Step 5. The post-doc and I had a long discussion about the sequencing yesterday. For thorough sequencing of the input and taken-up pools we'd probably use one or two Illumina lanes - I need to be coached on the details of how this works. But for preliminary characterization (for the grant proposals) we could get by with much less sequencing - even sequencing just 100 of the recovered USSs should be enough to demonstrate that things are working. If the recovered USSs are in plasmids, we can just transform these into E. coli and do conventional Sanger/capillary sequencing of some inserts - this wold be inefficient but not overly expensive. If the recovered DNA is in short linear fragments (from PCR?), I was originally suggesting that we'd ligate these end-to-end into blocks of 5-20 (depending on size) and clone these for conventional sequencing. But the post-doc pointed out that big problems can arise when sequencing repeats, so cloning and sequencing them singly might still be faster and cheaper than troubleshooting these problems.

Step 6. Analyzing 100 preliminary sequences for the grant proposal data will be no big deal, but analyzing many thousands from the Illumina runs will require a more sophisticated approach which I haven't thought through yet.

Wednesday, July 01, 2009

First uptake experiment

Didn't work.

The plasmid DNA minipreps didn't contain any plasmid at all (except for the positive control that I'd seeded with a known amount of plasmid). But this might just be because my frozen competent cells were old and not very competent at all. Their transformation frequency was only about 2.5 x 10^-4, so even if the competent cells had taken up supercoiled plasmid I probably wouldn't have been able to detect it in my minipreps.
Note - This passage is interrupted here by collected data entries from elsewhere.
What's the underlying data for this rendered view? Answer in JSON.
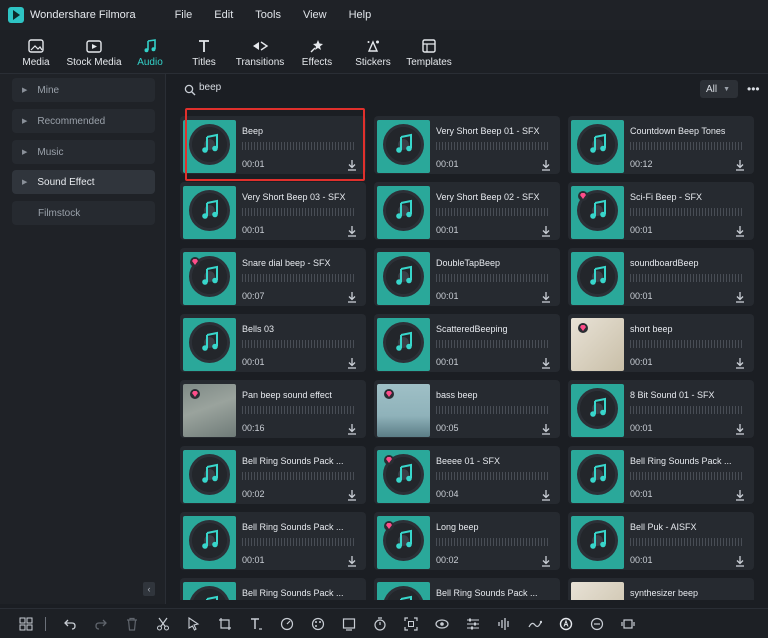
{
  "app": {
    "title": "Wondershare Filmora",
    "menu": [
      "File",
      "Edit",
      "Tools",
      "View",
      "Help"
    ]
  },
  "toolbar": {
    "tabs": [
      {
        "label": "Media",
        "icon": "media-icon"
      },
      {
        "label": "Stock Media",
        "icon": "stock-media-icon"
      },
      {
        "label": "Audio",
        "icon": "music-note-icon",
        "active": true
      },
      {
        "label": "Titles",
        "icon": "titles-icon"
      },
      {
        "label": "Transitions",
        "icon": "transitions-icon"
      },
      {
        "label": "Effects",
        "icon": "effects-icon"
      },
      {
        "label": "Stickers",
        "icon": "stickers-icon"
      },
      {
        "label": "Templates",
        "icon": "templates-icon"
      }
    ]
  },
  "sidebar": {
    "items": [
      {
        "label": "Mine",
        "expandable": true
      },
      {
        "label": "Recommended",
        "expandable": true
      },
      {
        "label": "Music",
        "expandable": true
      },
      {
        "label": "Sound Effect",
        "expandable": true,
        "active": true
      },
      {
        "label": "Filmstock",
        "expandable": false
      }
    ]
  },
  "search": {
    "value": "beep",
    "filter": "All"
  },
  "results": [
    {
      "name": "Beep",
      "duration": "00:01",
      "thumb": "disc",
      "premium": false,
      "selected": true
    },
    {
      "name": "Very Short Beep 01 - SFX",
      "duration": "00:01",
      "thumb": "disc",
      "premium": false
    },
    {
      "name": "Countdown Beep Tones",
      "duration": "00:12",
      "thumb": "disc",
      "premium": false
    },
    {
      "name": "Very Short Beep 03 - SFX",
      "duration": "00:01",
      "thumb": "disc",
      "premium": false
    },
    {
      "name": "Very Short Beep 02 - SFX",
      "duration": "00:01",
      "thumb": "disc",
      "premium": false
    },
    {
      "name": "Sci-Fi Beep - SFX",
      "duration": "00:01",
      "thumb": "disc",
      "premium": true
    },
    {
      "name": "Snare dial beep - SFX",
      "duration": "00:07",
      "thumb": "disc",
      "premium": true
    },
    {
      "name": "DoubleTapBeep",
      "duration": "00:01",
      "thumb": "disc",
      "premium": false
    },
    {
      "name": "soundboardBeep",
      "duration": "00:01",
      "thumb": "disc",
      "premium": false
    },
    {
      "name": "Bells 03",
      "duration": "00:01",
      "thumb": "disc",
      "premium": false
    },
    {
      "name": "ScatteredBeeping",
      "duration": "00:01",
      "thumb": "disc",
      "premium": false
    },
    {
      "name": "short beep",
      "duration": "00:01",
      "thumb": "photo1",
      "premium": true
    },
    {
      "name": "Pan beep sound effect",
      "duration": "00:16",
      "thumb": "photo2",
      "premium": true
    },
    {
      "name": "bass beep",
      "duration": "00:05",
      "thumb": "photo3",
      "premium": true
    },
    {
      "name": "8 Bit Sound 01 - SFX",
      "duration": "00:01",
      "thumb": "disc",
      "premium": false
    },
    {
      "name": "Bell Ring Sounds Pack ...",
      "duration": "00:02",
      "thumb": "disc",
      "premium": false
    },
    {
      "name": "Beeee 01 - SFX",
      "duration": "00:04",
      "thumb": "disc",
      "premium": true
    },
    {
      "name": "Bell Ring Sounds Pack ...",
      "duration": "00:01",
      "thumb": "disc",
      "premium": false
    },
    {
      "name": "Bell Ring Sounds Pack ...",
      "duration": "00:01",
      "thumb": "disc",
      "premium": false
    },
    {
      "name": "Long beep",
      "duration": "00:02",
      "thumb": "disc",
      "premium": true
    },
    {
      "name": "Bell Puk - AISFX",
      "duration": "00:01",
      "thumb": "disc",
      "premium": false
    },
    {
      "name": "Bell Ring Sounds Pack ...",
      "duration": "",
      "thumb": "disc",
      "premium": false
    },
    {
      "name": "Bell Ring Sounds Pack ...",
      "duration": "",
      "thumb": "disc",
      "premium": false
    },
    {
      "name": "synthesizer beep",
      "duration": "",
      "thumb": "photo1",
      "premium": false
    }
  ],
  "bottom_tools": [
    "layout-icon",
    "undo-icon",
    "redo-icon",
    "delete-icon",
    "cut-icon",
    "select-arrow-icon",
    "crop-icon",
    "text-icon",
    "speed-icon",
    "color-icon",
    "freeze-frame-icon",
    "timer-icon",
    "screen-icon",
    "mask-icon",
    "adjust-icon",
    "audio-mix-icon",
    "motion-icon",
    "ai-icon",
    "effect-icon",
    "trim-icon"
  ],
  "colors": {
    "accent": "#33d1c9",
    "highlight": "#e0302c",
    "premium": "#ff4d8a"
  }
}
I may repeat the experiment one time, using fresh competent wildtype and rec-2 cells. (The rec-2 mutant cells can't transport DNA out of the periplasm, so may give higher sensitivity.) Or I may decide that this experiment shouldn't be high on my priority list because it isn't something the reviewers of our previous proposal were concerned about.

Saturday, June 27, 2009

Lab decoration

To celebrate getting back into the lab, I spent a little while
improving the decor by my bench.

Starting experiments again

I'm (finally) starting an experiment. This is the test of whether cells can take up intact closed circular plasmid DNA. The original experiment (Kahn et al 1983 - pdf here - compare lanes A and G of Fig. 3) used plasmids that had been cut, labeled with 32-P, and religated; the religation trapped some supercoils, allowing the gels to show that supercoiling was preserved in the DNA that had been taken up. Our new 32-P won't arrive until sometime next week, so I'm going to do a practice run using cold DNA. If I'm lucky, the cells will take up enough that I can see it in a gel.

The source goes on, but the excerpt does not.